OPENAI_API_KEYEnables the LLM reporter/proposer when llm.enabled is true.
X_APP_KEY / X_APP_SECRET / X_ACCESS_TOKEN / X_ACCESS_SECRETOptional X (Twitter) reporting credentials.
SINGLE_RUNSet to 1 to execute one tick and exit.

10Quickstart

$ git clone https://github.com/AtlasTreasuryOS/atlas
$ cd atlas && npm install
$ cp config.example.json config.json   # set addresses + fee recipient
$ cp .env.example .env                 # point at your keyfiles + RPC
$ npm run single                       # one tick, then exit
$ npm start                            # continuous agent loop
$ npm run verify receipts/<file>.json  # re-check any receipt on-chain
before running with real funds

Set protocolFee.recipientUsdcAta to your USDC token account, fill in all addresses.*, fund the collector above collectorSolBuffer, and start with npm run single on small limits. The defaults ship with placeholder addresses on purpose.

11The live site

The dashboard on this site streams the treasury in real time over WebSocket: the peg gauge, reserve and supply, protocol fees, the receipt tape, and the next-sweep countdown. SOL is priced on the live Pyth oracle feed — the same numbers anyone can query from Hermes.

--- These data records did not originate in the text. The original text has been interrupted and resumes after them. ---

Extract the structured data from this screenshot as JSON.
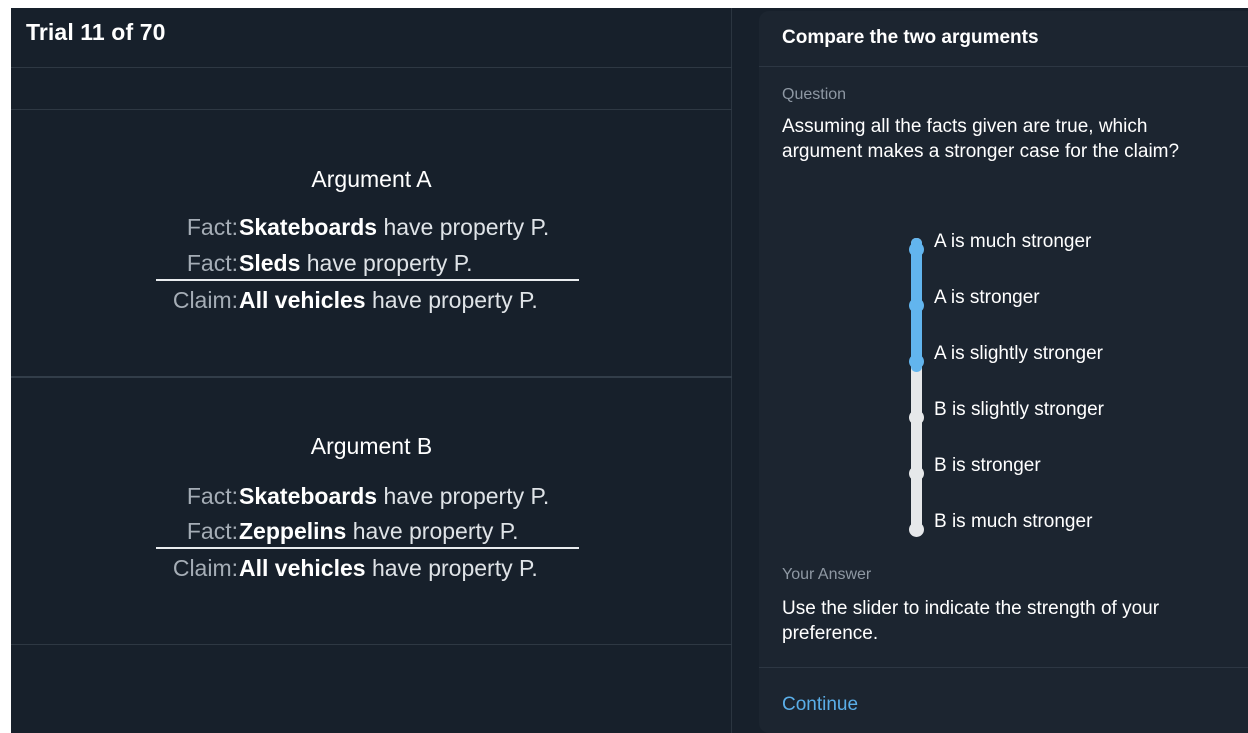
{
  "trial": {
    "title": "Trial 11 of 70"
  },
  "arguments": [
    {
      "title": "Argument A",
      "facts": [
        {
          "label": "Fact:",
          "subject": "Skateboards",
          "rest": "have property P."
        },
        {
          "label": "Fact:",
          "subject": "Sleds",
          "rest": "have property P."
        }
      ],
      "claim": {
        "label": "Claim:",
        "subject": "All vehicles",
        "rest": "have property P."
      }
    },
    {
      "title": "Argument B",
      "facts": [
        {
          "label": "Fact:",
          "subject": "Skateboards",
          "rest": "have property P."
        },
        {
          "label": "Fact:",
          "subject": "Zeppelins",
          "rest": "have property P."
        }
      ],
      "claim": {
        "label": "Claim:",
        "subject": "All vehicles",
        "rest": "have property P."
      }
    }
  ],
  "panel": {
    "title": "Compare the two arguments",
    "question_label": "Question",
    "question": "Assuming all the facts given are true, which argument makes a stronger case for the claim?",
    "answer_label": "Your Answer",
    "answer_text": "Use the slider to indicate the strength of your preference.",
    "continue_label": "Continue"
  },
  "slider": {
    "options": [
      "A is much stronger",
      "A is stronger",
      "A is slightly stronger",
      "B is slightly stronger",
      "B is stronger",
      "B is much stronger"
    ],
    "selected_index": 2,
    "active_color": "#62b5ee",
    "inactive_color": "#e6e8ea"
  }
}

Disclosure: until mainnet wallets are wired, the dashboard runs a faithful simulation of the agent — the same sweep, cadence, and peg math as the code documented above, executing against the real Pyth SOL price. When the real agent runs with reporting.siteWebhook pointed at this site's /webhook endpoint, its actual receipts take over the tape and the source badge flips from SIM to AGENT.

12Important truths

  • This is not a smart contract; all behavior is implemented off-chain.
  • Funds are managed only by the keypairs you provide.
  • The AI cannot sign transactions or move funds outside predefined constraints — proposals are enforced deterministically.
  • This repository provides infrastructure, not a strategy — and nothing here is financial advice.
  • If you require immutable behavior, deploy the logic as an on-chain program (roadmap Phase III, audited first).